Here at Sales Manage Solutions we tell people that it is very dangerous to hire people on “gut” feelings.
Oh sure, we do our screening and we ask for the references. We feel we are pretty tough on interview questions. But still we can end up hiring someone on a “hunch” or just because we like them or because they sell us first. Let’s admit it, we are usually not very systematic. And we often end up paying for that mistake. Sometimes it costs many thousands in the long run.
Let me tell you my short story and then I’ll share the three reasons not to do that anymore.
Some years ago, I took a new job as Director over an entire division at a media company. It was my task to set up and run an entire advertising group, as well as run the web sites for the company (we had several). The web site part was pretty easy. I am good at that.
I thought I was good at the sales leadership part too. I had been in sales in one way or another for years. I had owned and run a bookstore for seven years. I had started a small media and communications company with a business partner and had been semi-successful at it. I felt I was good at hiring.
My first big task was to hire an advertising manager. We had to sell ads online (and to supplement the newspaper ads also) to support our division. It was a big challenge. We had a seven-figure budget to make up for, plus profit.
We owned five newspapers, so it seemed easy to rely on the (free) job board postings we had. I wanted to see what they pulled in. We got lots of prospects, and some of them seemed quite good. I enjoyed going through the resumes and doing the screening emails and a few phone calls. This was going to be a piece of cake.
Long story short, and I’ll cut to the chase. The man I settled on seemed a sure bet. He knew the area very well. He had owned a business himself (retail) for over ten years and knew how to sell. He had closed his store and was looking for a good leadership position in sales. I interviewed him, brought in our CEO with me and did another interview and I hired him. I was excited.
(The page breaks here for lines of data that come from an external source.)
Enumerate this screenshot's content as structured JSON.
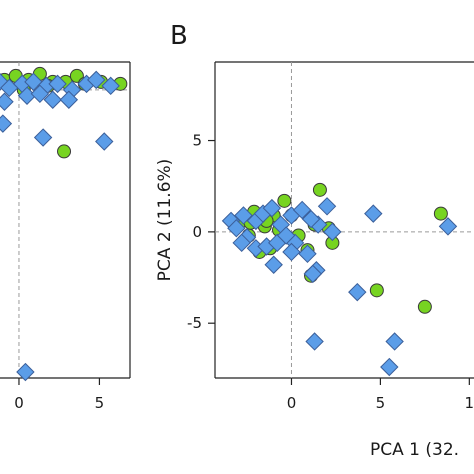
{
  "chart_data": [
    {
      "panel": "",
      "type": "scatter",
      "xlim": [
        -1.8,
        6.9
      ],
      "ylim": [
        -8.3,
        7.6
      ],
      "x_ticks": [
        "0",
        "5"
      ],
      "y_ticks": [],
      "xlabel": "",
      "ylabel": "",
      "ref_lines": {
        "x": 0,
        "y": 6.2
      },
      "colors": {
        "circle": "#77d421",
        "diamond": "#5b9de8"
      },
      "series": [
        {
          "marker": "circle",
          "points": [
            [
              -0.9,
              6.7
            ],
            [
              -0.2,
              6.9
            ],
            [
              0.6,
              6.7
            ],
            [
              1.3,
              7.0
            ],
            [
              2.1,
              6.6
            ],
            [
              2.9,
              6.6
            ],
            [
              3.6,
              6.9
            ],
            [
              5.1,
              6.6
            ],
            [
              6.3,
              6.5
            ],
            [
              4.1,
              6.5
            ],
            [
              1.8,
              6.4
            ],
            [
              0.3,
              6.2
            ],
            [
              2.8,
              3.1
            ]
          ]
        },
        {
          "marker": "diamond",
          "points": [
            [
              -1.2,
              6.6
            ],
            [
              -0.6,
              6.3
            ],
            [
              0.2,
              6.5
            ],
            [
              0.9,
              6.6
            ],
            [
              1.7,
              6.4
            ],
            [
              2.4,
              6.5
            ],
            [
              3.3,
              6.2
            ],
            [
              4.2,
              6.5
            ],
            [
              4.8,
              6.7
            ],
            [
              5.7,
              6.4
            ],
            [
              -0.9,
              5.6
            ],
            [
              0.5,
              5.9
            ],
            [
              1.3,
              6.0
            ],
            [
              2.1,
              5.7
            ],
            [
              3.1,
              5.7
            ],
            [
              -1.0,
              4.5
            ],
            [
              1.5,
              3.8
            ],
            [
              5.3,
              3.6
            ],
            [
              0.4,
              -8.0
            ]
          ]
        }
      ]
    },
    {
      "panel": "B",
      "type": "scatter",
      "xlim": [
        -4.3,
        10.6
      ],
      "ylim": [
        -8.0,
        9.3
      ],
      "x_ticks": [
        "0",
        "5",
        "1"
      ],
      "y_ticks": [
        "5",
        "0",
        "-5"
      ],
      "xlabel": "PCA 1 (32.",
      "ylabel": "PCA 2 (11.6%)",
      "ref_lines": {
        "x": 0,
        "y": 0
      },
      "colors": {
        "circle": "#77d421",
        "diamond": "#5b9de8"
      },
      "series": [
        {
          "marker": "circle",
          "points": [
            [
              -2.8,
              0.6
            ],
            [
              -2.1,
              1.1
            ],
            [
              -1.5,
              0.3
            ],
            [
              -1.0,
              0.9
            ],
            [
              -0.4,
              1.7
            ],
            [
              0.0,
              0.9
            ],
            [
              -2.4,
              -0.2
            ],
            [
              -1.8,
              -1.1
            ],
            [
              -1.2,
              -0.9
            ],
            [
              0.4,
              -0.2
            ],
            [
              1.3,
              0.4
            ],
            [
              1.6,
              2.3
            ],
            [
              1.1,
              -2.4
            ],
            [
              2.1,
              0.2
            ],
            [
              4.8,
              -3.2
            ],
            [
              7.5,
              -4.1
            ],
            [
              8.4,
              1.0
            ],
            [
              -0.7,
              0.1
            ],
            [
              -2.3,
              0.5
            ],
            [
              2.3,
              -0.6
            ],
            [
              -1.4,
              0.6
            ],
            [
              0.9,
              -1.0
            ]
          ]
        },
        {
          "marker": "diamond",
          "points": [
            [
              -3.4,
              0.6
            ],
            [
              -2.7,
              0.9
            ],
            [
              -2.0,
              0.6
            ],
            [
              -1.6,
              1.0
            ],
            [
              -1.1,
              1.3
            ],
            [
              -0.6,
              0.4
            ],
            [
              0.0,
              0.9
            ],
            [
              0.6,
              1.2
            ],
            [
              -2.5,
              -0.3
            ],
            [
              -2.8,
              -0.6
            ],
            [
              -2.0,
              -0.9
            ],
            [
              -1.4,
              -0.8
            ],
            [
              -0.8,
              -0.6
            ],
            [
              0.2,
              -0.6
            ],
            [
              1.5,
              0.4
            ],
            [
              2.3,
              0.0
            ],
            [
              1.1,
              0.7
            ],
            [
              -1.0,
              -1.8
            ],
            [
              0.0,
              -1.1
            ],
            [
              0.9,
              -1.2
            ],
            [
              1.4,
              -2.1
            ],
            [
              2.0,
              1.4
            ],
            [
              1.2,
              -2.3
            ],
            [
              3.7,
              -3.3
            ],
            [
              4.6,
              1.0
            ],
            [
              5.8,
              -6.0
            ],
            [
              5.5,
              -7.4
            ],
            [
              1.3,
              -6.0
            ],
            [
              8.8,
              0.3
            ],
            [
              -3.1,
              0.2
            ],
            [
              -0.3,
              -0.2
            ]
          ]
        }
      ]
    }
  ]
}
I have to add here, my boss was neutral on him and asked me if I should not look further. But I felt confident and was in a hurry to get started.
It was a disaster.
It turned out the hire was not totally honest about some things, mostly in his reporting to me. Some people also thought he was overly ambitious to climb the ladder, even though I had told him there was little chance of promotion within our division because we were like a startup.
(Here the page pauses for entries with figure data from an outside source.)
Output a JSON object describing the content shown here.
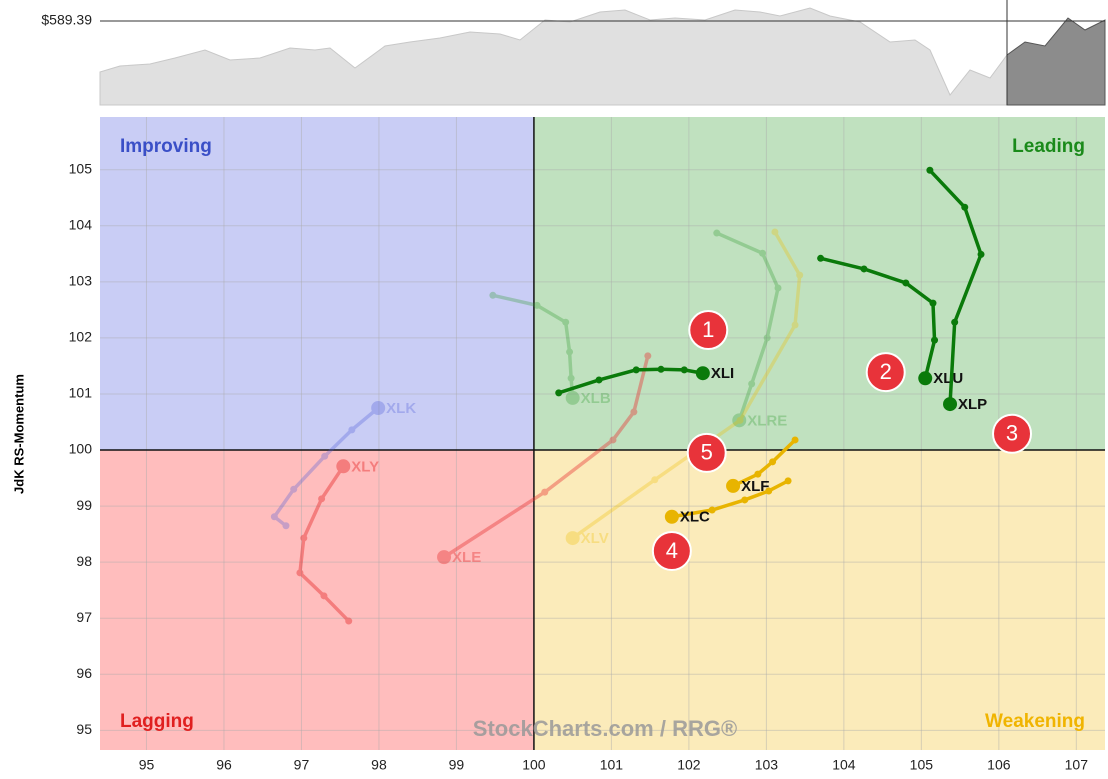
{
  "chart_data": {
    "type": "rrg",
    "benchmark_label": "$589.39",
    "y_label": "JdK RS-Momentum",
    "watermark": "StockCharts.com / RRG®",
    "xlim": [
      94.4,
      107.37
    ],
    "ylim": [
      94.65,
      105.94
    ],
    "xticks": [
      95,
      96,
      97,
      98,
      99,
      100,
      101,
      102,
      103,
      104,
      105,
      106,
      107
    ],
    "yticks": [
      95,
      96,
      97,
      98,
      99,
      100,
      101,
      102,
      103,
      104,
      105
    ],
    "center": [
      100,
      100
    ],
    "quadrants": [
      {
        "name": "Improving",
        "color": "#c9cdf5",
        "label_color": "#3a4fc7"
      },
      {
        "name": "Leading",
        "color": "#c0e1bf",
        "label_color": "#1a8a1a"
      },
      {
        "name": "Lagging",
        "color": "#ffbdbd",
        "label_color": "#e02020"
      },
      {
        "name": "Weakening",
        "color": "#fbebba",
        "label_color": "#f0b400"
      }
    ],
    "series": [
      {
        "name": "XLB",
        "color": "#2e9a2e",
        "opacity": 0.3,
        "x": [
          99.47,
          100.04,
          100.41,
          100.46,
          100.48,
          100.5
        ],
        "y": [
          102.76,
          102.58,
          102.28,
          101.75,
          101.28,
          100.93
        ]
      },
      {
        "name": "XLRE",
        "color": "#2e9a2e",
        "opacity": 0.3,
        "x": [
          102.36,
          102.95,
          103.15,
          103.01,
          102.81,
          102.65
        ],
        "y": [
          103.87,
          103.51,
          102.89,
          102.0,
          101.18,
          100.53
        ]
      },
      {
        "name": "XLK",
        "color": "#4a5ad8",
        "opacity": 0.3,
        "x": [
          96.8,
          96.65,
          96.9,
          97.3,
          97.65,
          97.99
        ],
        "y": [
          98.65,
          98.81,
          99.3,
          99.89,
          100.36,
          100.75
        ]
      },
      {
        "name": "XLY",
        "color": "#e83030",
        "opacity": 0.45,
        "x": [
          97.61,
          97.29,
          96.98,
          97.03,
          97.26,
          97.54
        ],
        "y": [
          96.95,
          97.4,
          97.81,
          98.43,
          99.13,
          99.71
        ]
      },
      {
        "name": "XLE",
        "color": "#e83030",
        "opacity": 0.4,
        "x": [
          101.47,
          101.29,
          101.02,
          100.14,
          98.84
        ],
        "y": [
          101.68,
          100.68,
          100.18,
          99.25,
          98.09
        ]
      },
      {
        "name": "XLV",
        "color": "#f0c000",
        "opacity": 0.3,
        "x": [
          103.11,
          103.43,
          103.37,
          102.66,
          101.56,
          100.5
        ],
        "y": [
          103.89,
          103.12,
          102.23,
          100.53,
          99.47,
          98.43
        ]
      },
      {
        "name": "XLI",
        "color": "#0a7a0a",
        "opacity": 1,
        "x": [
          100.32,
          100.84,
          101.32,
          101.64,
          101.94,
          102.18
        ],
        "y": [
          101.02,
          101.25,
          101.43,
          101.44,
          101.43,
          101.37
        ]
      },
      {
        "name": "XLU",
        "color": "#0a7a0a",
        "opacity": 1,
        "x": [
          103.7,
          104.26,
          104.8,
          105.15,
          105.17,
          105.05
        ],
        "y": [
          103.42,
          103.23,
          102.98,
          102.62,
          101.96,
          101.28
        ]
      },
      {
        "name": "XLP",
        "color": "#0a7a0a",
        "opacity": 1,
        "x": [
          105.11,
          105.56,
          105.77,
          105.43,
          105.37
        ],
        "y": [
          104.99,
          104.33,
          103.49,
          102.28,
          100.82
        ]
      },
      {
        "name": "XLF",
        "color": "#e8b400",
        "opacity": 1,
        "x": [
          103.37,
          103.08,
          102.89,
          102.57
        ],
        "y": [
          100.18,
          99.79,
          99.57,
          99.36
        ]
      },
      {
        "name": "XLC",
        "color": "#e8b400",
        "opacity": 1,
        "x": [
          103.28,
          103.03,
          102.72,
          102.3,
          101.78
        ],
        "y": [
          99.45,
          99.27,
          99.11,
          98.93,
          98.81
        ]
      }
    ],
    "annotations": [
      {
        "label": "1",
        "x": 102.25,
        "y": 102.14
      },
      {
        "label": "2",
        "x": 104.54,
        "y": 101.39
      },
      {
        "label": "3",
        "x": 106.17,
        "y": 100.29
      },
      {
        "label": "4",
        "x": 101.78,
        "y": 98.2
      },
      {
        "label": "5",
        "x": 102.23,
        "y": 99.95
      }
    ]
  }
}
He was good at telling a “sales story” but not as good at closing as we needed. He and I set goals for prospecting, but he could not meet the need. His background had been in retail sales, where you wait for people to walk in the door. In our group you HAD to go out and prospect. You had to be a hunter by instinct, not a farmer tilling the crops.
The sales team that he hired, with only some oversight by me, was not able to function well under his leadership. Only one of them stayed more than a year and she did so by working across the lines with another division as well.
As many media companies did in those rough days right before the crash, our company went up for sale. Our division was merged with the main company and I and most of my team left. The sales disaster we faced was mitigated as a more experienced team took control of the web ads as well as the other advertising the company did.
I learned a very hard lesson. I was wrong, was not the judge of character I thought I was, and really did not know how to recruit good salespeople for an organization that size.
— Fast forward to the present —
Here at Sales Manage Solutions we teach businesses and HR departments of all sizes how to source and recruit sales people who can sell. We use a system that really works. It takes a lot of the guesswork out of the process and best of all takes the recruiter’s “hunches” and emotions out of the process.
The system is based on the CAMPS model developed by our founder Lance Cooper and our EVP Steve Suggs. The system tests for Character — Attitude — Motivation — Personality and — Skills. It uses a scientifically validated and benchmarked assessment validated against similar testing of successful sales producers from a number of industries. It also teaches and audits a very rigorous sourcing and interviewing methodology that eliminates much of the guesswork.
Now, here are my three reasons for recommending that you move to a system like that:
- No matter how good you feel you are at recruiting, you are still emotional, and you are prone to hire people because you like them or “feel” they can do the job. You aren’t THAT good. None of us are.
- There are amazing tools out there that enable you to peer into a person’s personality and skillset to a high degree, and then see how those traits match up against the average high-producer in sales.
- Any “Best Practice” system has a good number of practitioners, because it is an established regimen. The more you work with the system, the better you get. Also, you can reach out to others using the system and learn from them. Then you get really efficient.
I hope my little story helps you. As I work with this great training company, I often wonder what a difference it might have made had I used a system like this when it was MY turn to build a strong sales team at a critical time in a company’s history. It would have made a huge difference.